Il est néanmoins possible de pratiquer des autopsies à visée scientifique sur des personnes infectées par le VIH, toujours dans le respect des précautions universelles. La sénatrice EELV Aline Archimbaud s’était interrogée il y a plusieurs mois lors d’une question orale en séance publique au Sénat: «S’il est possible de pratiquer une autopsie sur un séropositif en toute sécurité, pourquoi cela ne serait-il pas le cas pour des soins funéraires?».

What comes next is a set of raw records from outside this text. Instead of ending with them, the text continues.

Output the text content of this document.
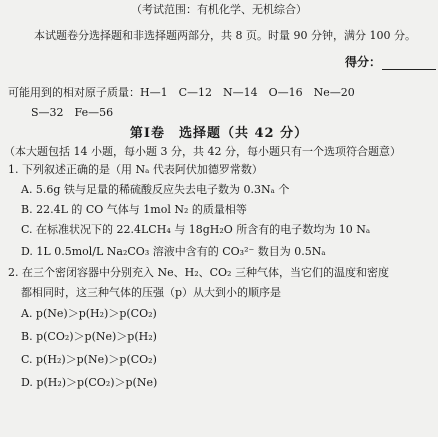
（考试范围：有机化学、无机综合）
本试题卷分选择题和非选择题两部分，共 8 页。时量 90 分钟，满分 100 分。
得分：
可能用到的相对原子质量：H—1　C—12　N—14　O—16　Ne—20
S—32　Fe—56
第Ⅰ卷　选择题（共 42 分）
（本大题包括 14 小题，每小题 3 分，共 42 分，每小题只有一个选项符合题意）
1. 下列叙述正确的是（用 Nₐ 代表阿伏加德罗常数）
A. 5.6g 铁与足量的稀硫酸反应失去电子数为 0.3Nₐ 个
B. 22.4L 的 CO 气体与 1mol N₂ 的质量相等
C. 在标准状况下的 22.4LCH₄ 与 18gH₂O 所含有的电子数均为 10 Nₐ
D. 1L 0.5mol/L Na₂CO₃ 溶液中含有的 CO₃²⁻ 数目为 0.5Nₐ
2. 在三个密闭容器中分别充入 Ne、H₂、CO₂ 三种气体，当它们的温度和密度
都相同时，这三种气体的压强（p）从大到小的顺序是
A. p(Ne)＞p(H₂)＞p(CO₂)
B. p(CO₂)＞p(Ne)＞p(H₂)
C. p(H₂)＞p(Ne)＞p(CO₂)
D. p(H₂)＞p(CO₂)＞p(Ne)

Certains thanatopracteurs (qui pratiquent les soins funéraires) s’opposent à la levée de l’interdiction de soins funéraires pour les personnes décédées et séropositives pour le VIH ou une hépatite. Deux d’entre eux, Claire Sarazin et Sébastien Boukhalo, ont écrit à Manuel Valls, Premier ministre, ainsi qu’à Marisol Touraine il y a un an. Ils ont lancé en mai 2014 une pétition contre la levée de l’interdiction. Ils invoquent notamment «une peur de la contamination» et justifient cette «peur» par un rapport de l’Inspection générale des affaires sociales (Igas) mentionnant que «le risque d’exposition au sang est de 8,8 sur une échelle de 10 pour un thanatopracteur». La pétition a récolté à ce jour… 349 signatures. Pour Jean-Luc Romero, «le rapport de l’Igas préconise aussi d’abolir cet arrêté. Il ne s’agit pas de mettre quiconque en danger mais plutôt de produire de nouvelles règles pour protéger les thanatopracteurs».

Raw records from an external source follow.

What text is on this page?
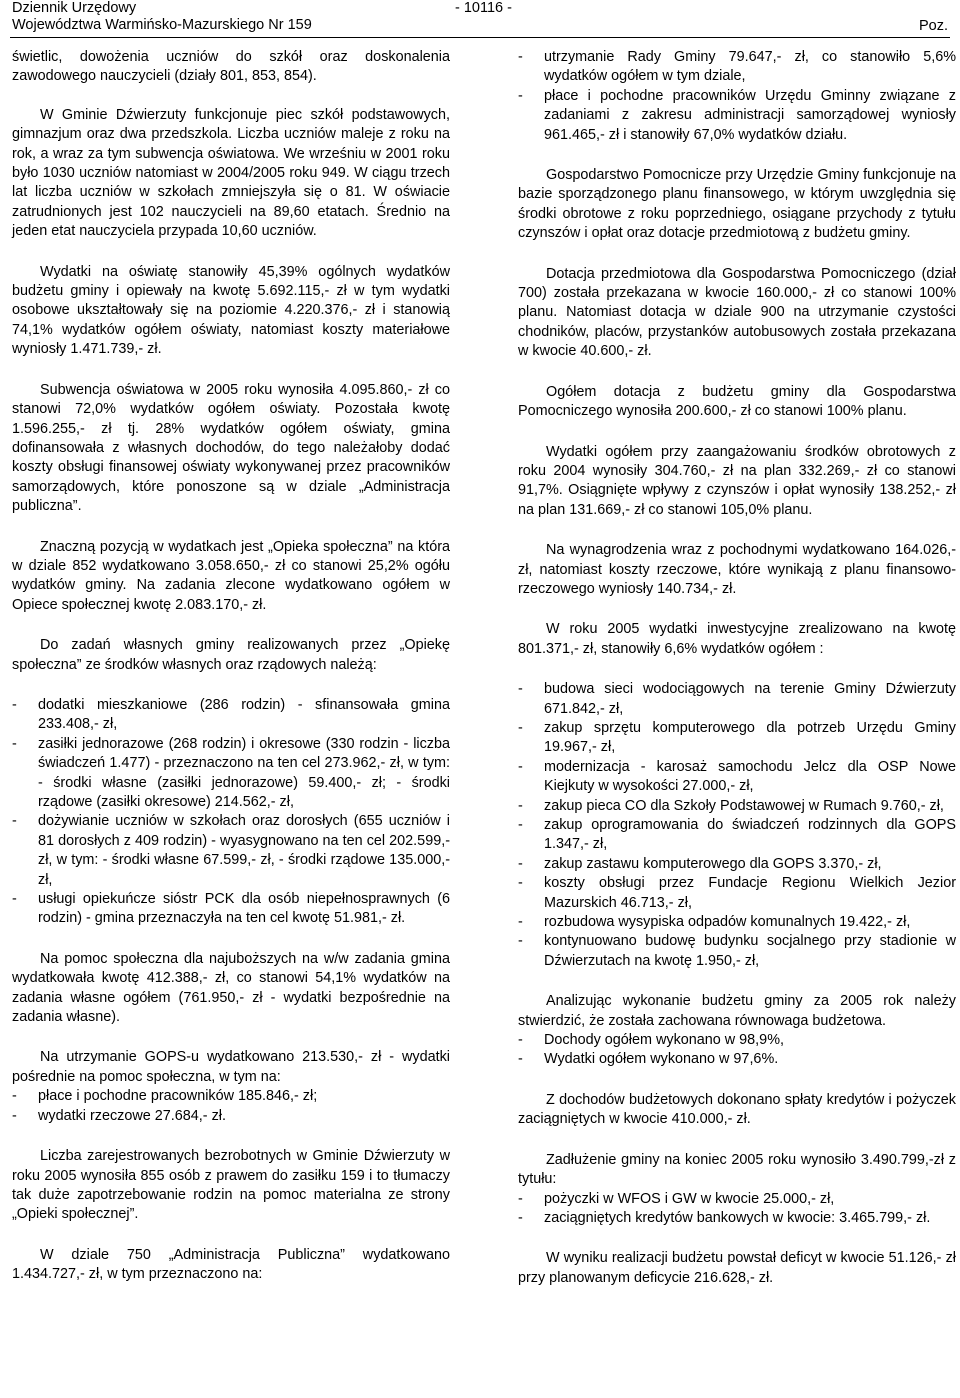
Dziennik Urzędowy
Województwa Warmińsko-Mazurskiego Nr 159
- 10116 -
Poz.

świetlic, dowożenia uczniów do szkół oraz doskonalenia zawodowego nauczycieli (działy 801, 853, 854).

W Gminie Dźwierzuty funkcjonuje piec szkół podstawowych, gimnazjum oraz dwa przedszkola. Liczba uczniów maleje z roku na rok, a wraz za tym subwencja oświatowa. We wrześniu w 2001 roku było 1030 uczniów natomiast w 2004/2005 roku 949. W ciągu trzech lat liczba uczniów w szkołach zmniejszyła się o 81. W oświacie zatrudnionych jest 102 nauczycieli na 89,60 etatach. Średnio na jeden etat nauczyciela przypada 10,60 uczniów.

Wydatki na oświatę stanowiły 45,39% ogólnych wydatków budżetu gminy i opiewały na kwotę 5.692.115,- zł w tym wydatki osobowe ukształtowały się na poziomie 4.220.376,- zł i stanowią 74,1% wydatków ogółem oświaty, natomiast koszty materiałowe wyniosły 1.471.739,- zł.

Subwencja oświatowa w 2005 roku wynosiła 4.095.860,- zł co stanowi 72,0% wydatków ogółem oświaty. Pozostała kwotę 1.596.255,- zł tj. 28% wydatków ogółem oświaty, gmina dofinansowała z własnych dochodów, do tego należałoby dodać koszty obsługi finansowej oświaty wykonywanej przez pracowników samorządowych, które ponoszone są w dziale „Administracja publiczna”.

Znaczną pozycją w wydatkach jest „Opieka społeczna” na która w dziale 852 wydatkowano 3.058.650,- zł co stanowi 25,2% ogółu wydatków gminy. Na zadania zlecone wydatkowano ogółem w Opiece społecznej kwotę 2.083.170,- zł.

Do zadań własnych gminy realizowanych przez „Opiekę społeczna” ze środków własnych oraz rządowych należą:

- dodatki mieszkaniowe (286 rodzin) - sfinansowała gmina 233.408,- zł,
- zasiłki jednorazowe (268 rodzin) i okresowe (330 rodzin - liczba świadczeń 1.477) - przeznaczono na ten cel 273.962,- zł, w tym: - środki własne (zasiłki jednorazowe) 59.400,- zł; - środki rządowe (zasiłki okresowe) 214.562,- zł,
- dożywianie uczniów w szkołach oraz dorosłych (655 uczniów i 81 dorosłych z 409 rodzin) - wyasygnowano na ten cel 202.599,- zł, w tym: - środki własne 67.599,- zł, - środki rządowe 135.000,- zł,
- usługi opiekuńcze sióstr PCK dla osób niepełnosprawnych (6 rodzin) - gmina przeznaczyła na ten cel kwotę 51.981,- zł.

Na pomoc społeczna dla najuboższych na w/w zadania gmina wydatkowała kwotę 412.388,- zł, co stanowi 54,1% wydatków na zadania własne ogółem (761.950,- zł - wydatki bezpośrednie na zadania własne).

Na utrzymanie GOPS-u wydatkowano 213.530,- zł - wydatki pośrednie na pomoc społeczna, w tym na:

- płace i pochodne pracowników 185.846,- zł;
- wydatki rzeczowe 27.684,- zł.

Liczba zarejestrowanych bezrobotnych w Gminie Dźwierzuty w roku 2005 wynosiła 855 osób z prawem do zasiłku 159 i to tłumaczy tak duże zapotrzebowanie rodzin na pomoc materialna ze strony „Opieki społecznej”.

W dziale 750 „Administracja Publiczna” wydatkowano 1.434.727,- zł, w tym przeznaczono na:

- utrzymanie Rady Gminy 79.647,- zł, co stanowiło 5,6% wydatków ogółem w tym dziale,
- płace i pochodne pracowników Urzędu Gminny związane z zadaniami z zakresu administracji samorządowej wyniosły 961.465,- zł i stanowiły 67,0% wydatków działu.

Gospodarstwo Pomocnicze przy Urzędzie Gminy funkcjonuje na bazie sporządzonego planu finansowego, w którym uwzględnia się środki obrotowe z roku poprzedniego, osiągane przychody z tytułu czynszów i opłat oraz dotacje przedmiotową z budżetu gminy.

Dotacja przedmiotowa dla Gospodarstwa Pomocniczego (dział 700) została przekazana w kwocie 160.000,- zł co stanowi 100% planu. Natomiast dotacja w dziale 900 na utrzymanie czystości chodników, placów, przystanków autobusowych została przekazana w kwocie 40.600,- zł.

Ogółem dotacja z budżetu gminy dla Gospodarstwa Pomocniczego wynosiła 200.600,- zł co stanowi 100% planu.

Wydatki ogółem przy zaangażowaniu środków obrotowych z roku 2004 wynosiły 304.760,- zł na plan 332.269,- zł co stanowi 91,7%. Osiągnięte wpływy z czynszów i opłat wynosiły 138.252,- zł na plan 131.669,- zł co stanowi 105,0% planu.

Na wynagrodzenia wraz z pochodnymi wydatkowano 164.026,- zł, natomiast koszty rzeczowe, które wynikają z planu finansowo-rzeczowego wyniosły 140.734,- zł.

W roku 2005 wydatki inwestycyjne zrealizowano na kwotę 801.371,- zł, stanowiły 6,6% wydatków ogółem :

- budowa sieci wodociągowych na terenie Gminy Dźwierzuty 671.842,- zł,
- zakup sprzętu komputerowego dla potrzeb Urzędu Gminy 19.967,- zł,
- modernizacja - karosaż samochodu Jelcz dla OSP Nowe Kiejkuty w wysokości 27.000,- zł,
- zakup pieca CO dla Szkoły Podstawowej w Rumach 9.760,- zł,
- zakup oprogramowania do świadczeń rodzinnych dla GOPS 1.347,- zł,
- zakup zastawu komputerowego dla GOPS 3.370,- zł,
- koszty obsługi przez Fundacje Regionu Wielkich Jezior Mazurskich 46.713,- zł,
- rozbudowa wysypiska odpadów komunalnych 19.422,- zł,
- kontynuowano budowę budynku socjalnego przy stadionie w Dźwierzutach na kwotę 1.950,- zł,

Analizując wykonanie budżetu gminy za 2005 rok należy stwierdzić, że została zachowana równowaga budżetowa.

- Dochody ogółem wykonano w 98,9%,
- Wydatki ogółem wykonano w 97,6%.

Z dochodów budżetowych dokonano spłaty kredytów i pożyczek zaciągniętych w kwocie 410.000,- zł.

Zadłużenie gminy na koniec 2005 roku wynosiło 3.490.799,-zł z tytułu:

- pożyczki w WFOS i GW w kwocie 25.000,- zł,
- zaciągniętych kredytów bankowych w kwocie: 3.465.799,- zł.

W wyniku realizacji budżetu powstał deficyt w kwocie 51.126,- zł przy planowanym deficycie 216.628,- zł.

… CONSTAMMENT REPOUSSÉ PAR LES POLITIQUES
Le ministre de la Santé de l’ancienne majorité, Xavier Bertrand, s’était exprimé en 2012 en faveur de la levée de l’interdiction des soins funéraires pour les personnes séropositives. Il avait affirmé vouloir «faire évoluer très vite et dans les semaines qui viennent les dispositions qui concernent les soins funéraires pour les victimes du sida et pour les victimes d’hépatite». Quelques mois plus tard, Marisol Touraine, ministre de la santé fraîchement élue, s’était exprimée en faveur d’une réforme des règles sanitaires de l’ensemble de la profession de thanatopracteur.

Trois ans plus tard, les soins funéraires sont toujours proscrits pour les personnes séropositives.